Project description:BACKGROUND:Legumes can establish on nitrogen-deprived soils a symbiotic interaction with Rhizobia bacteria, leading to the formation of nitrogen-fixing root nodules. Cytokinin phytohormones are critical for triggering root cortical cell divisions at the onset of nodule initiation. Cytokinin signaling is based on a Two-Component System (TCS) phosphorelay cascade, involving successively Cytokinin-binding Histidine Kinase receptors, phosphorelay proteins shuttling between the cytoplasm and the nucleus, and Type-B Response Regulator (RRB) transcription factors activating the expression of cytokinin primary response genes. Among those, Type-A Response Regulators (RRA) exert a negative feedback on the TCS signaling. To determine whether the legume plant nodulation capacity is linked to specific features of TCS proteins, a genome-wide identification was performed in six legume genomes (Cajanus cajan, pigeonpea; Cicer arietinum, chickpea; Glycine max, soybean; Phaseolus vulgaris, common bean; Lotus japonicus; Medicago truncatula). The diversity of legume TCS proteins was compared to the one found in two non-nodulating species, Arabidopsis thaliana and Vitis vinifera, which are references for functional analyses of TCS components and phylogenetic analyses, respectively.
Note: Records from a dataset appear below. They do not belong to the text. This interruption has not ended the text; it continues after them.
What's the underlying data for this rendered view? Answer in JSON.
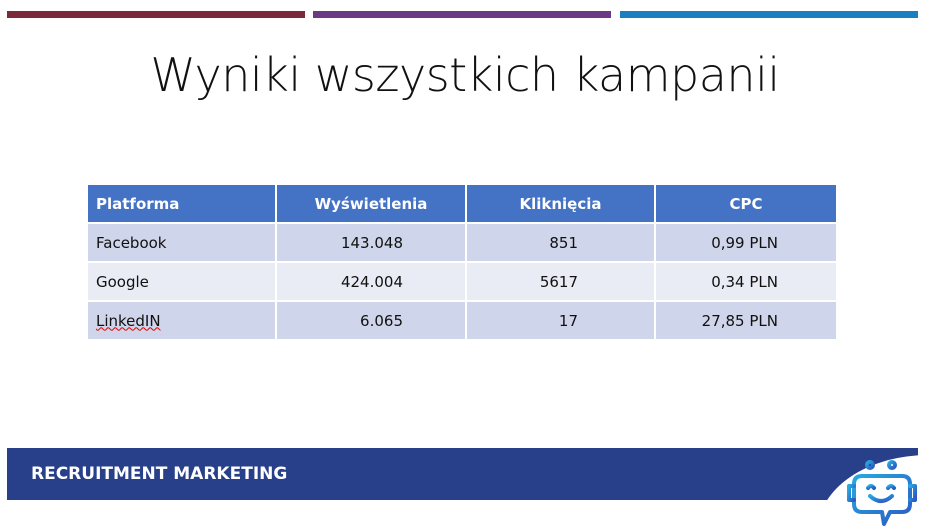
{
  "colors": {
    "stripe1": "#7b2a3b",
    "stripe2": "#6b3a84",
    "stripe3": "#1a7fc1",
    "header": "#4472c4",
    "footer": "#283f8a"
  },
  "title": "Wyniki wszystkich kampanii",
  "table": {
    "headers": [
      "Platforma",
      "Wyświetlenia",
      "Kliknięcia",
      "CPC"
    ],
    "rows": [
      [
        "Facebook",
        "143.048",
        "851",
        "0,99 PLN"
      ],
      [
        "Google",
        "424.004",
        "5617",
        "0,34 PLN"
      ],
      [
        "LinkedIN",
        "6.065",
        "17",
        "27,85 PLN"
      ]
    ]
  },
  "footer": {
    "text": "RECRUITMENT MARKETING",
    "logo_icon": "robot-chat-icon"
  }
}
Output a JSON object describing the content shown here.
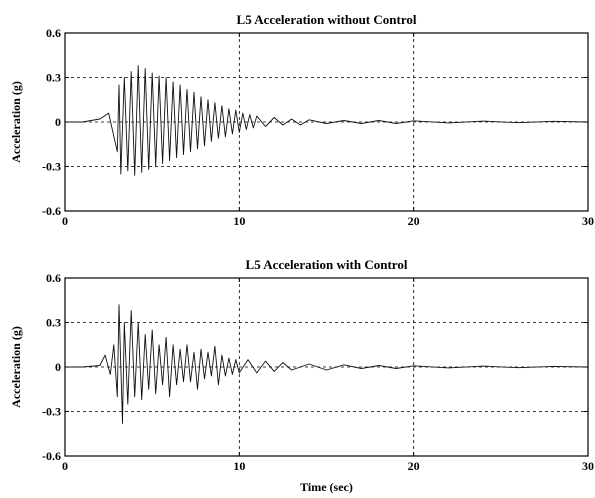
{
  "colors": {
    "line": "#111111",
    "axes": "#000000",
    "background": "#ffffff"
  },
  "chart_data": [
    {
      "type": "line",
      "title": "L5 Acceleration without Control",
      "xlabel": "",
      "ylabel": "Acceleration (g)",
      "xlim": [
        0,
        30
      ],
      "ylim": [
        -0.6,
        0.6
      ],
      "xticks": [
        "0",
        "10",
        "20",
        "30"
      ],
      "yticks": [
        "0.6",
        "0.3",
        "0",
        "-0.3",
        "-0.6"
      ],
      "grid": true,
      "series": [
        {
          "x": [
            0,
            1,
            2,
            2.5,
            3.0,
            3.1,
            3.2,
            3.4,
            3.6,
            3.8,
            4.0,
            4.2,
            4.4,
            4.6,
            4.8,
            5.0,
            5.2,
            5.4,
            5.6,
            5.8,
            6.0,
            6.2,
            6.4,
            6.6,
            6.8,
            7.0,
            7.2,
            7.4,
            7.6,
            7.8,
            8.0,
            8.2,
            8.4,
            8.6,
            8.8,
            9.0,
            9.2,
            9.4,
            9.6,
            9.8,
            10.0,
            10.2,
            10.4,
            10.6,
            10.8,
            11.0,
            11.5,
            12.0,
            12.5,
            13.0,
            13.5,
            14.0,
            15.0,
            16.0,
            17.0,
            18.0,
            19.0,
            20.0,
            22.0,
            24.0,
            26.0,
            28.0,
            30.0
          ],
          "y": [
            0,
            0.0,
            0.02,
            0.06,
            -0.2,
            0.25,
            -0.35,
            0.3,
            -0.33,
            0.34,
            -0.36,
            0.38,
            -0.34,
            0.36,
            -0.32,
            0.33,
            -0.3,
            0.31,
            -0.28,
            0.3,
            -0.26,
            0.27,
            -0.24,
            0.25,
            -0.22,
            0.22,
            -0.2,
            0.2,
            -0.18,
            0.17,
            -0.16,
            0.15,
            -0.13,
            0.13,
            -0.11,
            0.11,
            -0.1,
            0.09,
            -0.08,
            0.08,
            -0.07,
            0.06,
            -0.05,
            0.05,
            -0.04,
            0.04,
            -0.03,
            0.03,
            -0.02,
            0.02,
            -0.02,
            0.015,
            -0.01,
            0.01,
            -0.01,
            0.01,
            -0.01,
            0.008,
            -0.006,
            0.006,
            -0.005,
            0.005,
            0
          ]
        }
      ]
    },
    {
      "type": "line",
      "title": "L5 Acceleration with Control",
      "xlabel": "Time (sec)",
      "ylabel": "Acceleration (g)",
      "xlim": [
        0,
        30
      ],
      "ylim": [
        -0.6,
        0.6
      ],
      "xticks": [
        "0",
        "10",
        "20",
        "30"
      ],
      "yticks": [
        "0.6",
        "0.3",
        "0",
        "-0.3",
        "-0.6"
      ],
      "grid": true,
      "series": [
        {
          "x": [
            0,
            1,
            2,
            2.3,
            2.6,
            2.8,
            3.0,
            3.1,
            3.3,
            3.4,
            3.6,
            3.8,
            4.0,
            4.2,
            4.4,
            4.6,
            4.8,
            5.0,
            5.2,
            5.4,
            5.6,
            5.8,
            6.0,
            6.2,
            6.4,
            6.6,
            6.8,
            7.0,
            7.2,
            7.4,
            7.6,
            7.8,
            8.0,
            8.2,
            8.4,
            8.6,
            8.8,
            9.0,
            9.2,
            9.4,
            9.6,
            9.8,
            10.0,
            10.5,
            11.0,
            11.5,
            12.0,
            12.5,
            13.0,
            14.0,
            15.0,
            16.0,
            17.0,
            18.0,
            19.0,
            20.0,
            22.0,
            24.0,
            26.0,
            28.0,
            30.0
          ],
          "y": [
            0,
            0.0,
            0.01,
            0.08,
            -0.05,
            0.15,
            -0.2,
            0.42,
            -0.38,
            0.3,
            -0.25,
            0.38,
            -0.2,
            0.3,
            -0.22,
            0.22,
            -0.15,
            0.25,
            -0.18,
            0.15,
            -0.12,
            0.2,
            -0.2,
            0.15,
            -0.12,
            0.12,
            -0.1,
            0.15,
            -0.1,
            0.1,
            -0.15,
            0.12,
            -0.08,
            0.1,
            -0.06,
            0.14,
            -0.12,
            0.08,
            -0.06,
            0.06,
            -0.05,
            0.05,
            -0.04,
            0.05,
            -0.04,
            0.04,
            -0.03,
            0.03,
            -0.02,
            0.02,
            -0.02,
            0.015,
            -0.01,
            0.01,
            -0.01,
            0.008,
            -0.006,
            0.006,
            -0.005,
            0.004,
            0
          ]
        }
      ]
    }
  ]
}
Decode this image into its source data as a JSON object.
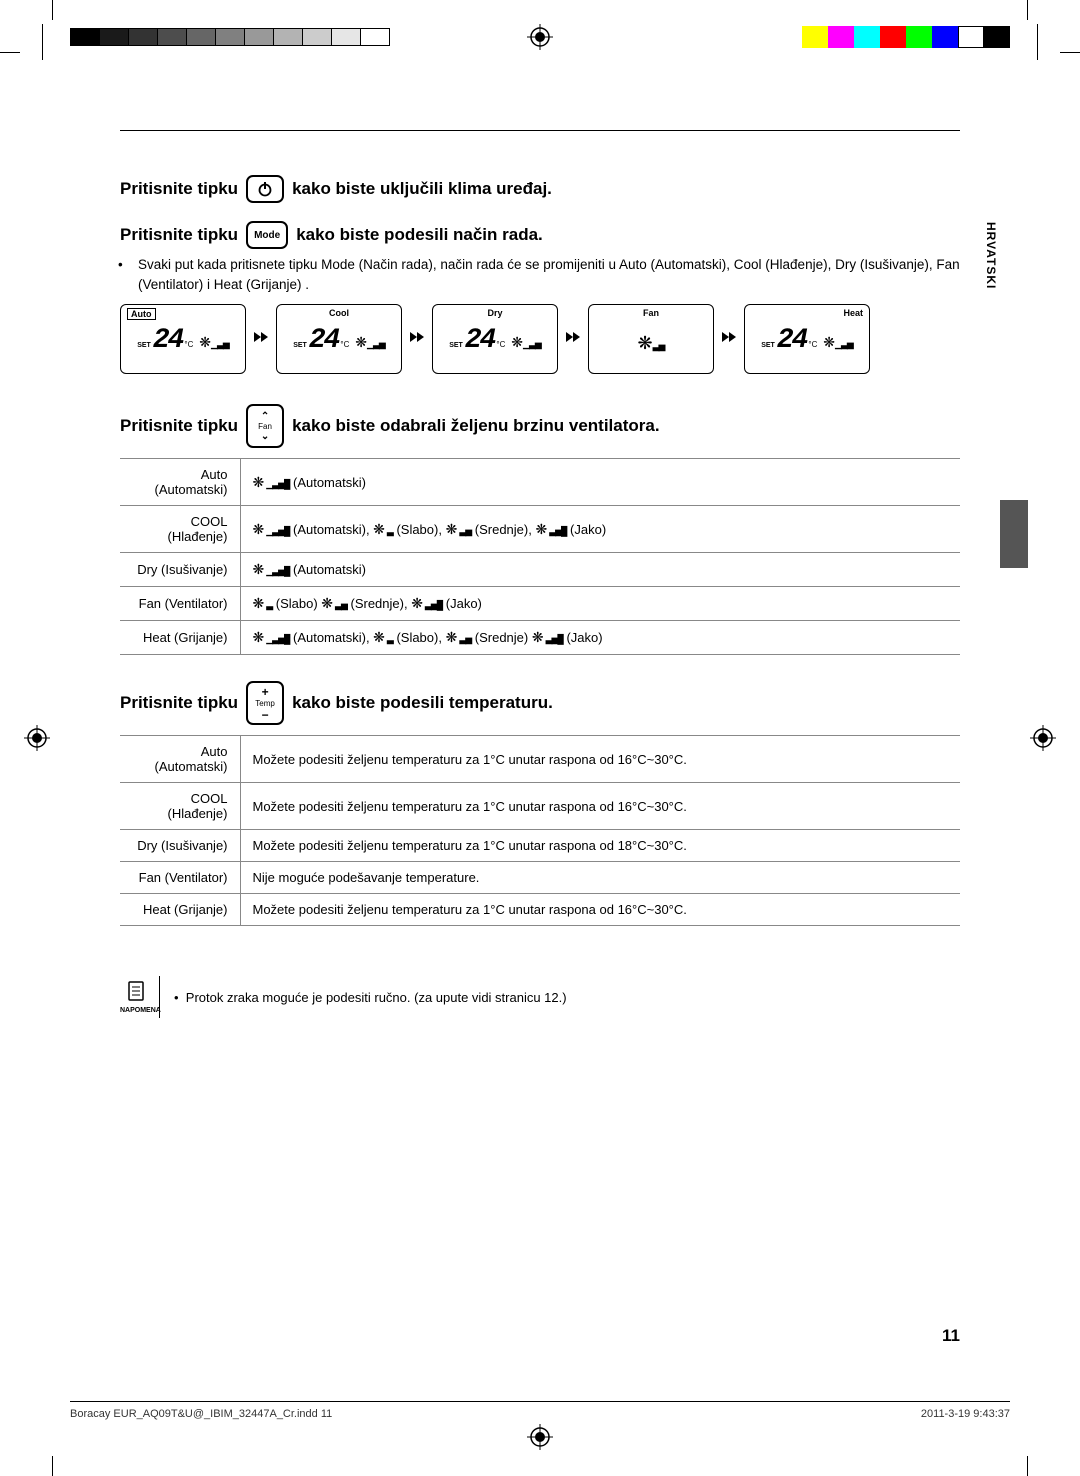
{
  "language_tab": "HRVATSKI",
  "reg_colors": [
    "#ffff00",
    "#ff00ff",
    "#00ffff",
    "#ff0000",
    "#00ff00",
    "#0000ff",
    "#ffffff",
    "#000000"
  ],
  "progress_shades": [
    "#000000",
    "#1a1a1a",
    "#333333",
    "#4d4d4d",
    "#666666",
    "#808080",
    "#999999",
    "#b3b3b3",
    "#cccccc",
    "#e6e6e6",
    "#ffffff"
  ],
  "sec1": {
    "pre": "Pritisnite tipku",
    "post": "kako biste uključili klima uređaj."
  },
  "sec2": {
    "pre": "Pritisnite tipku",
    "btn": "Mode",
    "post": "kako biste podesili način rada.",
    "note": "Svaki put kada pritisnete tipku Mode (Način rada), način rada će se promijeniti u Auto (Automatski), Cool (Hlađenje), Dry (Isušivanje), Fan (Ventilator) i Heat (Grijanje) .",
    "modes": [
      {
        "label": "Auto",
        "style": "boxed",
        "set": "SET",
        "temp": "24",
        "unit": "°C",
        "show_temp": true
      },
      {
        "label": "Cool",
        "style": "center",
        "set": "SET",
        "temp": "24",
        "unit": "°C",
        "show_temp": true
      },
      {
        "label": "Dry",
        "style": "center",
        "set": "SET",
        "temp": "24",
        "unit": "°C",
        "show_temp": true
      },
      {
        "label": "Fan",
        "style": "center",
        "show_temp": false
      },
      {
        "label": "Heat",
        "style": "right",
        "set": "SET",
        "temp": "24",
        "unit": "°C",
        "show_temp": true
      }
    ]
  },
  "sec3": {
    "pre": "Pritisnite tipku",
    "btn": "Fan",
    "post": "kako biste odabrali željenu brzinu ventilatora.",
    "rows": [
      {
        "mode": "Auto (Automatski)",
        "speeds": [
          {
            "g": "auto",
            "t": "(Automatski)"
          }
        ]
      },
      {
        "mode": "COOL (Hlađenje)",
        "speeds": [
          {
            "g": "auto",
            "t": "(Automatski),"
          },
          {
            "g": "low",
            "t": "(Slabo),"
          },
          {
            "g": "med",
            "t": "(Srednje),"
          },
          {
            "g": "high",
            "t": "(Jako)"
          }
        ]
      },
      {
        "mode": "Dry (Isušivanje)",
        "speeds": [
          {
            "g": "auto",
            "t": "(Automatski)"
          }
        ]
      },
      {
        "mode": "Fan (Ventilator)",
        "speeds": [
          {
            "g": "low",
            "t": "(Slabo)"
          },
          {
            "g": "med",
            "t": "(Srednje),"
          },
          {
            "g": "high",
            "t": "(Jako)"
          }
        ]
      },
      {
        "mode": "Heat (Grijanje)",
        "speeds": [
          {
            "g": "auto",
            "t": "(Automatski),"
          },
          {
            "g": "low",
            "t": "(Slabo),"
          },
          {
            "g": "med",
            "t": "(Srednje)"
          },
          {
            "g": "high",
            "t": "(Jako)"
          }
        ]
      }
    ]
  },
  "sec4": {
    "pre": "Pritisnite tipku",
    "btn": "Temp",
    "post": "kako biste podesili temperaturu.",
    "rows": [
      {
        "mode": "Auto (Automatski)",
        "desc": "Možete podesiti željenu temperaturu za 1°C unutar raspona od 16°C~30°C."
      },
      {
        "mode": "COOL (Hlađenje)",
        "desc": "Možete podesiti željenu temperaturu za 1°C unutar raspona od 16°C~30°C."
      },
      {
        "mode": "Dry (Isušivanje)",
        "desc": "Možete podesiti željenu temperaturu za 1°C unutar raspona od 18°C~30°C."
      },
      {
        "mode": "Fan (Ventilator)",
        "desc": "Nije moguće podešavanje temperature."
      },
      {
        "mode": "Heat (Grijanje)",
        "desc": "Možete podesiti željenu temperaturu za 1°C unutar raspona od 16°C~30°C."
      }
    ]
  },
  "note": {
    "caption": "NAPOMENA",
    "text": "Protok zraka moguće je podesiti ručno. (za upute vidi stranicu 12.)"
  },
  "page_number": "11",
  "footer": {
    "file": "Boracay EUR_AQ09T&U@_IBIM_32447A_Cr.indd   11",
    "date": "2011-3-19   9:43:37"
  },
  "glyph_bars": {
    "auto": "▁▃▅█",
    "low": "▃",
    "med": "▃▅",
    "high": "▃▅█"
  }
}
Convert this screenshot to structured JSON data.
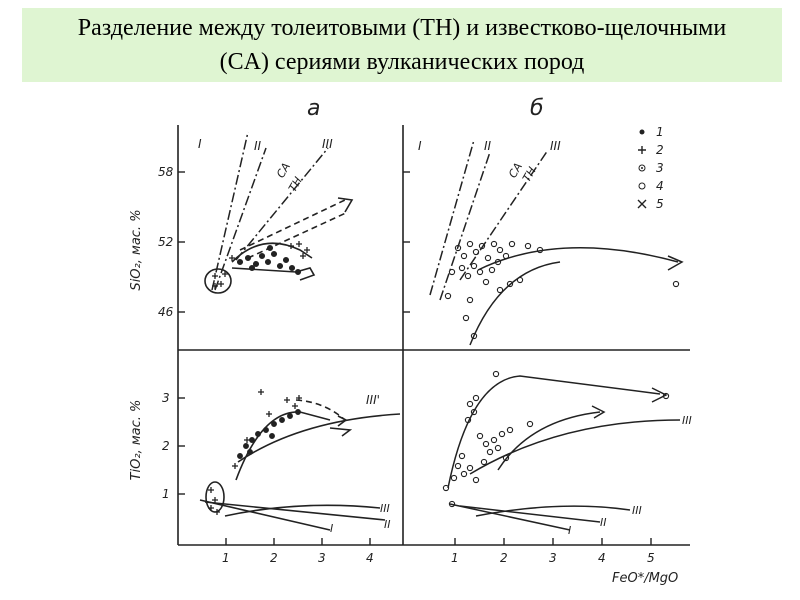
{
  "title": "Разделение между толеитовыми (TH)  и известково-щелочными\n(CA) сериями вулканических пород",
  "panels": {
    "a_label": "а",
    "b_label": "б"
  },
  "axes": {
    "sio2_label": "SiO₂, мас. %",
    "tio2_label": "TiO₂, мас. %",
    "x_label": "FeO*/MgO",
    "sio2_ticks": [
      "58",
      "52",
      "46"
    ],
    "tio2_ticks": [
      "3",
      "2",
      "1"
    ],
    "x_ticks_left": [
      "1",
      "2",
      "3",
      "4"
    ],
    "x_ticks_right": [
      "1",
      "2",
      "3",
      "4",
      "5"
    ]
  },
  "line_labels": {
    "I": "I",
    "II": "II",
    "III": "III",
    "III_prime": "III'",
    "CA": "CA",
    "TH": "TH"
  },
  "legend": [
    {
      "num": "1",
      "symbol": "•"
    },
    {
      "num": "2",
      "symbol": "+"
    },
    {
      "num": "3",
      "symbol": "⊛"
    },
    {
      "num": "4",
      "symbol": "○"
    },
    {
      "num": "5",
      "symbol": "×"
    }
  ],
  "colors": {
    "title_bg": "#dff5d2",
    "ink": "#222222"
  }
}
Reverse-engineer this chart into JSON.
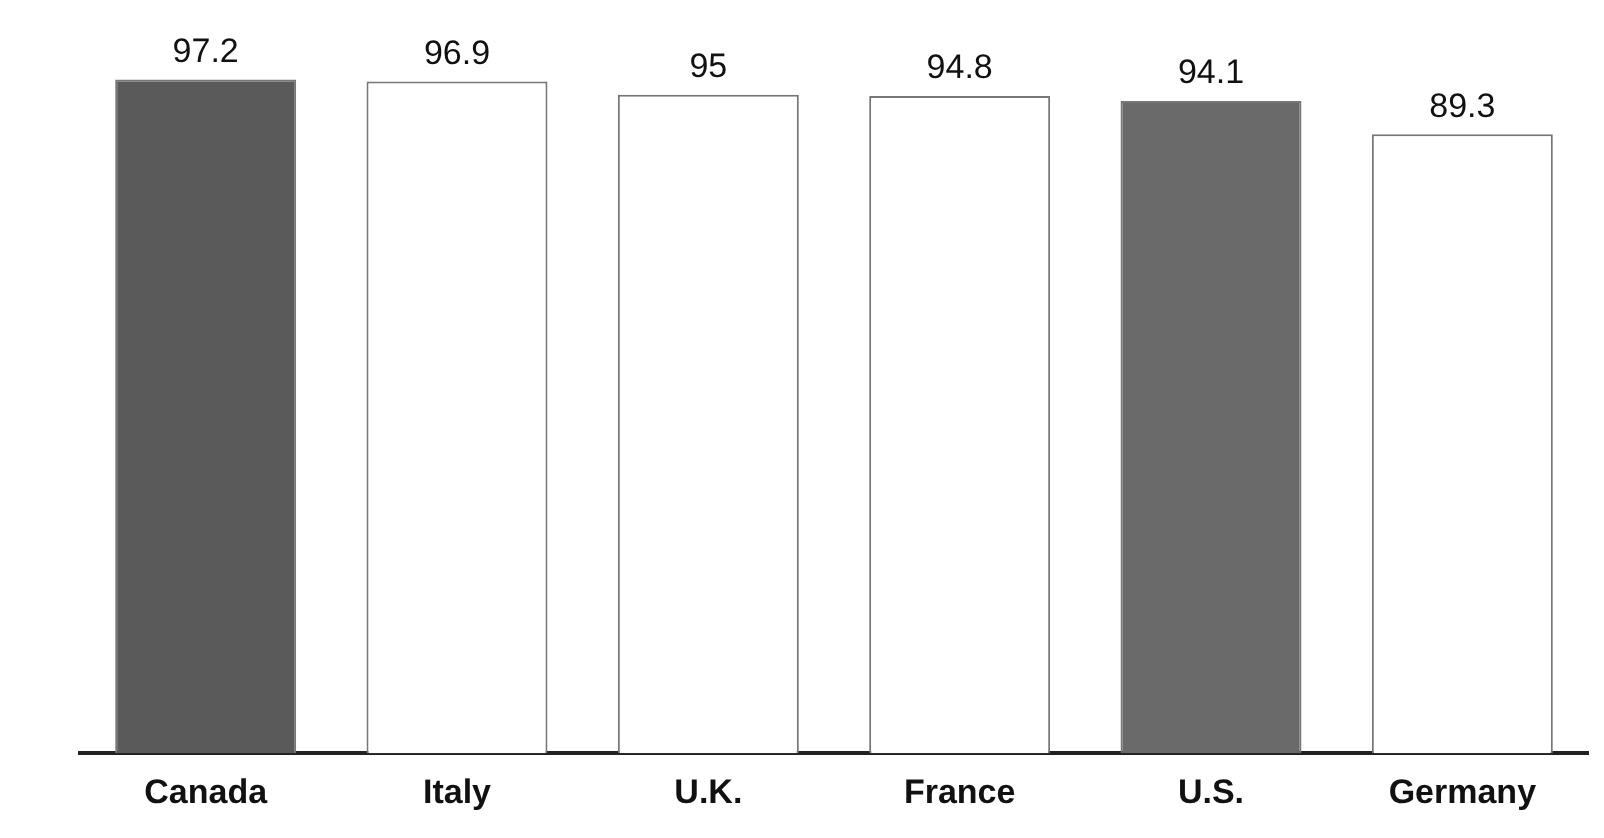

RESULTS:A striking expansion of non-canonical RRBs was identified, notably leading to the emergence of proteins where the conserved phosphor-accepting aspartate residue is replaced by a glutamate or an asparagine. M. truncatula genome-wide expression datasets additionally revealed that only a limited subset of cytokinin-related TCS genes is highly expressed in different organs, namely MtCHK1/MtCRE1, MtHPT1, and MtRRB3, suggesting that this "core" module potentially acts in most plant organs including nodules. CONCLUSIONS:Further functional analyses are required to determine the relevance of these numerous non-canonical TCS RRBs in symbiotic nodulation, as well as of canonical MtHPT1 and MtRRB3 core signaling elements.